I have run two Dantzig Selector solvers after watching the presentation of Vincent Rivoirard on The Dantzig selector for high dimensional statistical problems . I don't know if this is because I was introduced to the subject a second time around but something clicked. I'll have to come back later as it looks to me like some sort of instance of coded aperture imaging. Anyway, I tried both the DS solver of Salman Asif and Justin Romberg at Georgia Tech and that of Emmanuel Candes and Justin Romberg in the L1 magic package. For reasons stemming from the way they are set up I had to change the problem in that in this entry, I am looking at only non complex measurement matrices.

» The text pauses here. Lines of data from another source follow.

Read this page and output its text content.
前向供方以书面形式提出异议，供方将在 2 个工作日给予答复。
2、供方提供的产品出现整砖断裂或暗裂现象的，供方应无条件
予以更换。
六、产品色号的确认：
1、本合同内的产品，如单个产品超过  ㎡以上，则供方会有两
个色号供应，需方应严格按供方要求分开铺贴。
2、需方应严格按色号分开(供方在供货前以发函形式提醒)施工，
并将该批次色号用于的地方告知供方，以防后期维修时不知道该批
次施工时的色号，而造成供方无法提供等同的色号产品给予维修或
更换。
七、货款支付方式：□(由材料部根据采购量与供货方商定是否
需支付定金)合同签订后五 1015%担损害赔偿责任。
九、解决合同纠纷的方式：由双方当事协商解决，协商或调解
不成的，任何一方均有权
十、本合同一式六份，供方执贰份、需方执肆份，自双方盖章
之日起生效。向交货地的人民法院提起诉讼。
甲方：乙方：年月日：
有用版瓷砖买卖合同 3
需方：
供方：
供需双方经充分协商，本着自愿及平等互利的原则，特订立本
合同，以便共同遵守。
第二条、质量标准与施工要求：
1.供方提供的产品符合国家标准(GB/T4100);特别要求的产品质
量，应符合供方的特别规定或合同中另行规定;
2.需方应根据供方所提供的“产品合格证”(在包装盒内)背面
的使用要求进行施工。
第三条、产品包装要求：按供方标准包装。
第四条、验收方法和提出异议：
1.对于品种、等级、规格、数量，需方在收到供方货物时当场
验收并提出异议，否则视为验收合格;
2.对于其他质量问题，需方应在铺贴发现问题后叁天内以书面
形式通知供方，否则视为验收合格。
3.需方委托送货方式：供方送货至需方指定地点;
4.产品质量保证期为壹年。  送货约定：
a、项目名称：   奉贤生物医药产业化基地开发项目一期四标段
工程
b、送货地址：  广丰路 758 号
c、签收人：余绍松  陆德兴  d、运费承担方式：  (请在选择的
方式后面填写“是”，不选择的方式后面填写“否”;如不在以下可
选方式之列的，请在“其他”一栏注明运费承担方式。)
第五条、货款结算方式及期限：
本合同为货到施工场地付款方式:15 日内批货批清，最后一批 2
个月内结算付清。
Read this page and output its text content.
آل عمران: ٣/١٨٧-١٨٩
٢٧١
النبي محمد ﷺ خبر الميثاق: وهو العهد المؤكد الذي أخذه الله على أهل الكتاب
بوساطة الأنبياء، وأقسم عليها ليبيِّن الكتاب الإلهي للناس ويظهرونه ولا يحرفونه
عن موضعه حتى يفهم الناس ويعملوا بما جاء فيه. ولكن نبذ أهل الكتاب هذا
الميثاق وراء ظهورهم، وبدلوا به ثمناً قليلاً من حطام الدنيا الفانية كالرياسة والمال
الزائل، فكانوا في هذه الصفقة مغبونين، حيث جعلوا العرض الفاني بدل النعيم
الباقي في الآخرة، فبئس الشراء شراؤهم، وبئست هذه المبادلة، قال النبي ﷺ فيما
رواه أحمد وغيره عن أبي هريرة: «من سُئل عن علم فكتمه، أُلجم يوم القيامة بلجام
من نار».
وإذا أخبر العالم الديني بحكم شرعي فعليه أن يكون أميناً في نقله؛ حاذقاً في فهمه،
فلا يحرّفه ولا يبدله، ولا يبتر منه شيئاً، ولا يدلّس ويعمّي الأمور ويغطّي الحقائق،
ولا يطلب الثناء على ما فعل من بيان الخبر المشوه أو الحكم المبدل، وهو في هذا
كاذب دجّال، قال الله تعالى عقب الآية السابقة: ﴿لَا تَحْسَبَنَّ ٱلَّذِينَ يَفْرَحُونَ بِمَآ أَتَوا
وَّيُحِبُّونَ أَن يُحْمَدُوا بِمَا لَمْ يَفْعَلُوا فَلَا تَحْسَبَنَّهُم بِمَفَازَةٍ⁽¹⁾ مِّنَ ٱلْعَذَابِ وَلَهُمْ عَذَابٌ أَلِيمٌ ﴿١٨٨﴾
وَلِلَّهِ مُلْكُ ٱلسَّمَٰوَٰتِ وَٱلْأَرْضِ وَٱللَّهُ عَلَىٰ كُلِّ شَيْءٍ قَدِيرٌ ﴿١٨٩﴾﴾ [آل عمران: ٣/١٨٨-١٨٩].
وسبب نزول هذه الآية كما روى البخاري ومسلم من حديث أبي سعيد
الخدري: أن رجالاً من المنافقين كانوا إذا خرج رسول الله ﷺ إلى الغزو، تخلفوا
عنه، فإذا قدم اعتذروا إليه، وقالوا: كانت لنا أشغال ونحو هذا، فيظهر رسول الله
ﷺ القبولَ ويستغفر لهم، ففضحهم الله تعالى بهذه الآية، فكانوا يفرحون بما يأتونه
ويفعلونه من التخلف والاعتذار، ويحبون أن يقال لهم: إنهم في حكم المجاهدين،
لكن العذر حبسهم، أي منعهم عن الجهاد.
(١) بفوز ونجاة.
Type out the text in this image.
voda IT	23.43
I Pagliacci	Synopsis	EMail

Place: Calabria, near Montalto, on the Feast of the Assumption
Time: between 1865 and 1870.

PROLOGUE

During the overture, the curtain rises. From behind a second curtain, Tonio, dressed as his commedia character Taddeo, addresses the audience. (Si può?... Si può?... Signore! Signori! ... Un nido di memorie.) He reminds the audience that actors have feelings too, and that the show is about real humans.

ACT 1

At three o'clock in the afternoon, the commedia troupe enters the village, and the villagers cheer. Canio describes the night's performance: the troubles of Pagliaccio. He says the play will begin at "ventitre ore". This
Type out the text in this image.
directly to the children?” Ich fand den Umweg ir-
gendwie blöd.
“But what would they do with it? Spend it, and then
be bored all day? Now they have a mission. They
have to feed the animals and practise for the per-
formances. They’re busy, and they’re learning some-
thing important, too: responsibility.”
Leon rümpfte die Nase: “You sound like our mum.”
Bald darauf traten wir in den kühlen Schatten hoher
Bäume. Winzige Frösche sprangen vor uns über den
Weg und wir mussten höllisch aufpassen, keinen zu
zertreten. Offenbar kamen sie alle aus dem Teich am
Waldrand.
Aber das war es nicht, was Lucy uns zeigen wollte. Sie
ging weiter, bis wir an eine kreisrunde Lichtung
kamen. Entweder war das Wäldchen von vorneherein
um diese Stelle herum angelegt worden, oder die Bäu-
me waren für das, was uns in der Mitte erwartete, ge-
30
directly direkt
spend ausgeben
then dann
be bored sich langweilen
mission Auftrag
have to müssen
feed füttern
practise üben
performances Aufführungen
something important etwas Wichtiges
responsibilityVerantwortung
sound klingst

Here are the results for the Donoho-Tanner phase transition with a 0.5% multiplicative noise to the measurement matrices.
Using the Homotopy solver
Clearly, I must not do something well (set the right parameter) with the homotopy solver. It is however very fast and in the noiseless case this is an advantage. At that level of noise, LASSO and the Dantzig Selector seem to provide the same phase transition. Increasing the noise to 1% and using the l1 magic solver we get:
If I am comparing this to the LASSO solver, it looks like the LASSO provides a larger area in the DT phase transition where one can return sparse vectors.
Maybe I should now focus on the beginning of the x-axis, i.e. small number of measurements since my computation have a resolution of 2% (1/50).